Que deviennent les vers sous l’effet de de la vie ?

Recommandation de lecture ▲▲▲

Intérêt général de l’ouvrage ▲▲▲

Facilité de lecture ▲▲▲▲

Rapport avec le rite ▲

En 1963, Sylvia Plath, l’épouse américaine du grand poète anglais Ted Hughes, un an après leur séparation qui a suivi la liaison de son mari avec une jeune femme, met, à 31 ans, sa tête dans le four de la cuisinière et périt par le gaz. Cette fin d’une tragédie féroce, qui ponctue la précipitation avec laquelle Sylvia Plath a écrit ses derniers poèmes, Ariel, empreints de la détresse d’un quotidien foudroyé par ses vers, l’ancre pour l’éternité au Panthéon des grands poètes de l’humanité. 1994. L’essayiste et journaliste américaine Janet Malcolm s’empare du mythe de ce couple de poètes et dans un long récit méticuleux, en explore les diverses et divergentes hypothèses. Son livre « La femme silencieuse » est enfin traduit aujourd’hui en français. L’auteure, en bonne journaliste, se livre à une longue enquête d’investigations sur les circonstances de la vie du couple qui ont abouti à ce drame. Elle en interroge tous les témoins... De quoi m’expliquer, enfin, l’émotion que j’ai ressentie à la lecture d’Ariel ! La démarche de Janet Malcolm remet en cause la crédibilité de bien des biographies qui ne sont jamais exemptes de subjectivité voire, comme ce fut le cas pour celles de Sylvia Plath, de parti-pris, de préjugés. Il a été facile pour le public de prendre faits et causes contre Ted Hughes. Mais la vérité prise dans les emportements de l’histoire est multiple et contradictoire. L’amour apparaît en creux tout au long de l’enquête, un amour fou qui emporte tout sur son passage, conforme au désir d’Absolu de la poète et la souffrance sauvage qui ronge Sylvia Plath au départ de Ted Hughes, le chaos qui en résulte, la libèrent des pesanteurs dont elle ignorait qu’elles l’entravaient dans sa création. Ce qui dicte son génie poétique, qui éclate comme un feu d’artifices dans les poèmes d’Ariel, c’est son état fébrile qui l’empêche de manger et de dormir, en proie à une jalousie dévorante et à un lamentable auto-apitoiement.
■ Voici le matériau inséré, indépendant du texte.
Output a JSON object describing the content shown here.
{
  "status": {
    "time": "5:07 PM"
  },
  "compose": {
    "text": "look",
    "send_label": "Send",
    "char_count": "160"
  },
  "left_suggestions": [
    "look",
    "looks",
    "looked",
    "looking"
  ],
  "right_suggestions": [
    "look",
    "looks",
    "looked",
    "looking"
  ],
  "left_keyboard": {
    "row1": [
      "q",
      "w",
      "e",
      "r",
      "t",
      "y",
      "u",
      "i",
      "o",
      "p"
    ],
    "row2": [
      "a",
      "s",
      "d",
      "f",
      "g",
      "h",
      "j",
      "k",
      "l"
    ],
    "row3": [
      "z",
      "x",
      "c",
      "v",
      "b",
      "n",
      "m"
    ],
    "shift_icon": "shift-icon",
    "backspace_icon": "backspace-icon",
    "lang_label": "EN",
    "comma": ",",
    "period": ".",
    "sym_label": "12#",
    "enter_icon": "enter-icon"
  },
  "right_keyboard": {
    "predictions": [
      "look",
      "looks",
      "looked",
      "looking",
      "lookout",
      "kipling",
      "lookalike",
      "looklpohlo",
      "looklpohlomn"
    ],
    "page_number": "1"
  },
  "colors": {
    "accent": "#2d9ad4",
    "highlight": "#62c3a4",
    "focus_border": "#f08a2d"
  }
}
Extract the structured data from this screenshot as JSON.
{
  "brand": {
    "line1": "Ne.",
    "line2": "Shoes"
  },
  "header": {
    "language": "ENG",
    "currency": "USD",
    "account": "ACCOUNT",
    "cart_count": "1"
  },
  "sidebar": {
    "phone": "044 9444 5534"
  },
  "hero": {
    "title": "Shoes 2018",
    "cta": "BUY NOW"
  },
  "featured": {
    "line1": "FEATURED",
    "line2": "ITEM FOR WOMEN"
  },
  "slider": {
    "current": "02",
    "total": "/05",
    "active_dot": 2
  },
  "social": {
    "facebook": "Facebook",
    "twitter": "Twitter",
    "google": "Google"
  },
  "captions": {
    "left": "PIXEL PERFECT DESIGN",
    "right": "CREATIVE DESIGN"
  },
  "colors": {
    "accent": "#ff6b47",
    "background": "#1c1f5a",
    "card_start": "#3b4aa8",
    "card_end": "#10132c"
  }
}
Sylvia Plath accomplit alors la cruelle mission de tout poète qui se doit de révéler à tous ce que tout un chacun conserverait dans le secret de son cœur. Et la réussite est stupéfiante !

Ce livre confirme que le bon poème, le seul authentique, naît de son impérieuse nécessité. Cette nécessité va stupéfier Sylvia Plath « la femme silencieuse » qui croyait ne devoir écrire « que le cœur en paix ».